Sintomas de câncer de mama nos pets são silenciosos
Sintomas de câncer de mama nos pets são silenciosos

"Geralmente não há sintomas, é uma bolinha indolor que fica na região do mamilo, e a gente só nota quando passa a mão e sente o nódulo, observa. "As pets não reclamam, mas com o tempo o nódulo pode crescer estando num tamanho visível e ulcerar [criação de uma ferida]."

"O câncer começa de forma silenciosa e bem pequeno, menor que um grão de feijão, mas pode estar causando algum tipo de metáfase, e o tutor só vai perceber quando o tumor está grande; o principal sintoma é o surgimento de nódulos", explica a veterinária Janaina dos Reis. 

Sintomas em estágio avançado da doença:

• caroço nas mamas;

• perda de peso;

• perda de apetite;

• respiração afobada;

• dor ou incômodo; e

• odor forte.

Prevenção

Segundo o CRMV-SP, a castração é considerada uma medida preventiva. Dependendo da idade da fêmea, o resultado pode ser muito positivo. A castração em cadelas até o primeiro cio reduz em 99% o risco de câncer de mama.

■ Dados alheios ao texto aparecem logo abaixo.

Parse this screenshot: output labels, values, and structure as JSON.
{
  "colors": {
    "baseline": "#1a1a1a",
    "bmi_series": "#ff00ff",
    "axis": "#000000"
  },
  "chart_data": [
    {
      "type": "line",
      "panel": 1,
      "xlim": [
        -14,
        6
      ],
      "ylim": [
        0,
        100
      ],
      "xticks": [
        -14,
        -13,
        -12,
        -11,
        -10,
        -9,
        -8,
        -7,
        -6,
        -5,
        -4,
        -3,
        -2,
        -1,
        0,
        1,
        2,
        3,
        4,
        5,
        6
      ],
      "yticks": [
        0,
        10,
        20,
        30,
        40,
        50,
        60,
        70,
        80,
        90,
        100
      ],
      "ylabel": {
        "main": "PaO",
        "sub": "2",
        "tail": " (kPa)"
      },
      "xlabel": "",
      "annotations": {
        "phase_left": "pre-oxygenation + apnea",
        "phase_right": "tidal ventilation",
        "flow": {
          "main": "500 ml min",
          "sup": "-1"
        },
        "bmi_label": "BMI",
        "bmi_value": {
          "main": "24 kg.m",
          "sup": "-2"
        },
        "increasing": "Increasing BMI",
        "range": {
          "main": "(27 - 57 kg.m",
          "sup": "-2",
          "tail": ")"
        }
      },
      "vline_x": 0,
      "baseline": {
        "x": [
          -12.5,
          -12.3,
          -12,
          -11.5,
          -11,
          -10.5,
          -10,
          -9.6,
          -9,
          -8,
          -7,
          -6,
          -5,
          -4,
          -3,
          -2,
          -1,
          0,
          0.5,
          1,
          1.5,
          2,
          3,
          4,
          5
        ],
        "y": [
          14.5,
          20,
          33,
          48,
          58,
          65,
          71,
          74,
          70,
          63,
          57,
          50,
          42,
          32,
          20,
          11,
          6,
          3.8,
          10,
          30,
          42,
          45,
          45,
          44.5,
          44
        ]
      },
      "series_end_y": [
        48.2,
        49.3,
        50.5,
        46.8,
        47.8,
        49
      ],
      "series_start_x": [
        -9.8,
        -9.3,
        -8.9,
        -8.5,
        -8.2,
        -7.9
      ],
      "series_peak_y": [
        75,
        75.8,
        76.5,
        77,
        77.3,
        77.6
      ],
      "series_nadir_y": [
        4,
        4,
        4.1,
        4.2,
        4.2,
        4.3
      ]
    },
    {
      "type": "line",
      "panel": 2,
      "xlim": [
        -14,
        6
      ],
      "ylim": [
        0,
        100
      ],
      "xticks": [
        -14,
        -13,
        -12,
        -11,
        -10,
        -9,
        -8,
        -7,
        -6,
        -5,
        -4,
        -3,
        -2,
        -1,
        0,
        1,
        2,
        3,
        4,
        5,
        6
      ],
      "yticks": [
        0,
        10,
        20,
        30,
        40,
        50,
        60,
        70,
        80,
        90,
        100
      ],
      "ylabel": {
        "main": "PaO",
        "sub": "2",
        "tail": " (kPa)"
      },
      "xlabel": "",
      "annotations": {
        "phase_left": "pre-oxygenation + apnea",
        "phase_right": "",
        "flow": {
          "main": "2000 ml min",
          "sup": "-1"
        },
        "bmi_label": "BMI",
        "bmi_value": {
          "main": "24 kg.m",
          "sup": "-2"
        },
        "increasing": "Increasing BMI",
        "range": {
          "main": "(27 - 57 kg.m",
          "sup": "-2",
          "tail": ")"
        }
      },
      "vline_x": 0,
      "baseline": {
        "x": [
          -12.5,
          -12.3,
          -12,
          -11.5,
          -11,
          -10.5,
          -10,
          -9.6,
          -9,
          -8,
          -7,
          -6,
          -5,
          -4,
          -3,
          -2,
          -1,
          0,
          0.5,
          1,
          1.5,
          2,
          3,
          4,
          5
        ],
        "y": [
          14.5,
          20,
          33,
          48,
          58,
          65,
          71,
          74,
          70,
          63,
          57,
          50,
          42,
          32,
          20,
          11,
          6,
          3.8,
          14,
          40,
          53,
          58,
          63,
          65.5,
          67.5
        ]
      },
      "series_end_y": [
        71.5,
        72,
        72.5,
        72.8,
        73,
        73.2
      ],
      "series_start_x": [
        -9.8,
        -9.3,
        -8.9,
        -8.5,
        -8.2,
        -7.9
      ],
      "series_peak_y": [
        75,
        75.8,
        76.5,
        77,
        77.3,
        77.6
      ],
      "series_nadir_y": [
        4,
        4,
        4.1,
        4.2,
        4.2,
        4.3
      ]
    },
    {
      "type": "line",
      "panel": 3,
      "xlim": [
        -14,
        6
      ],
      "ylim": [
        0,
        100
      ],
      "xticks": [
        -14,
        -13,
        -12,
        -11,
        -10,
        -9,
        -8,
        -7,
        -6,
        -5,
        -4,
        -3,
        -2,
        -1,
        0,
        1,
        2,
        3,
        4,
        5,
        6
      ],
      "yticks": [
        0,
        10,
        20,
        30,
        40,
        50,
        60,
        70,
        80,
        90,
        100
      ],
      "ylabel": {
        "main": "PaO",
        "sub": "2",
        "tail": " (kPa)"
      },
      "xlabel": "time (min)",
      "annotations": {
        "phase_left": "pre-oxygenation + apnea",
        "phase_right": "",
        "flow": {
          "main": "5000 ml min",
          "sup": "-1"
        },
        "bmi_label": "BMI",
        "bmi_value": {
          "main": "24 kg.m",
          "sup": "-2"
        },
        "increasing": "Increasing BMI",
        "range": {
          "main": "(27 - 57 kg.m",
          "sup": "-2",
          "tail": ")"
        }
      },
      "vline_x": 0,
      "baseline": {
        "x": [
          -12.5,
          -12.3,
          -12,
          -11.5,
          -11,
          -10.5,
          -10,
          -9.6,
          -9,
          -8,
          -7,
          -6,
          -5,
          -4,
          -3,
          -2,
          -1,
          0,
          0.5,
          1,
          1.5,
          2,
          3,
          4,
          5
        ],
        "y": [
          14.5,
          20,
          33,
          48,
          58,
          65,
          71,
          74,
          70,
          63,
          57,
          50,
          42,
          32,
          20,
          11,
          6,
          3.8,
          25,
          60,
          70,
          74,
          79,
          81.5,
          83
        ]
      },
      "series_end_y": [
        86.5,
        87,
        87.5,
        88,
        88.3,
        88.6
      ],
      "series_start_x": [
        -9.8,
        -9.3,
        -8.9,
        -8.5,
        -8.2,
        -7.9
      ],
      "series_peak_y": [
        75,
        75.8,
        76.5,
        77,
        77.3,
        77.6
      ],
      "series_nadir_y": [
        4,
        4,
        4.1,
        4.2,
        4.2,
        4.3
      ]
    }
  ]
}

No terceiro cio, a porcentagem cai para 85%. Nas gatas, a chance de evitar um tumor chega a 90%.

A veterinária Janaina dos Reis informa que a castração pode ajudar a prevenir o surgimento da doença em gatas e cadelas. "Como muitas pesquisas mostram que os fatores hormonais estão envolvidos no desenvolvimento da doença, então quanto mais jovem a fêmea for castrada, isso significa antes do primeiro cio, melhores as chances de não ter a doença."

"A castração antes do primeiro cio evita mais de 98% o risco de desenvolver o câncer de mama; a cada cio, a taxa de prevenção (digamos assim) diminui. Após o primeiro cio, evita-se 80% de a doença aparecer, no terceiro cai para 50%, e vai reduzindo. Depois do quarto a quinto cio, a taxa de prevenção já não é mais efetiva para o tumor na mama", completa Janaina. 

Tratamento

"O tratamento é cirúrgico: o veterinário identifica a bolinha, faz sua retirada e manda para análise, que dirá se é um nódulo maligno ou benigno. Só então é indicada a quimioterapia ou não. Muitas vezes, apenas a retirada cirúrgica já é suficiente", destaca Luciana.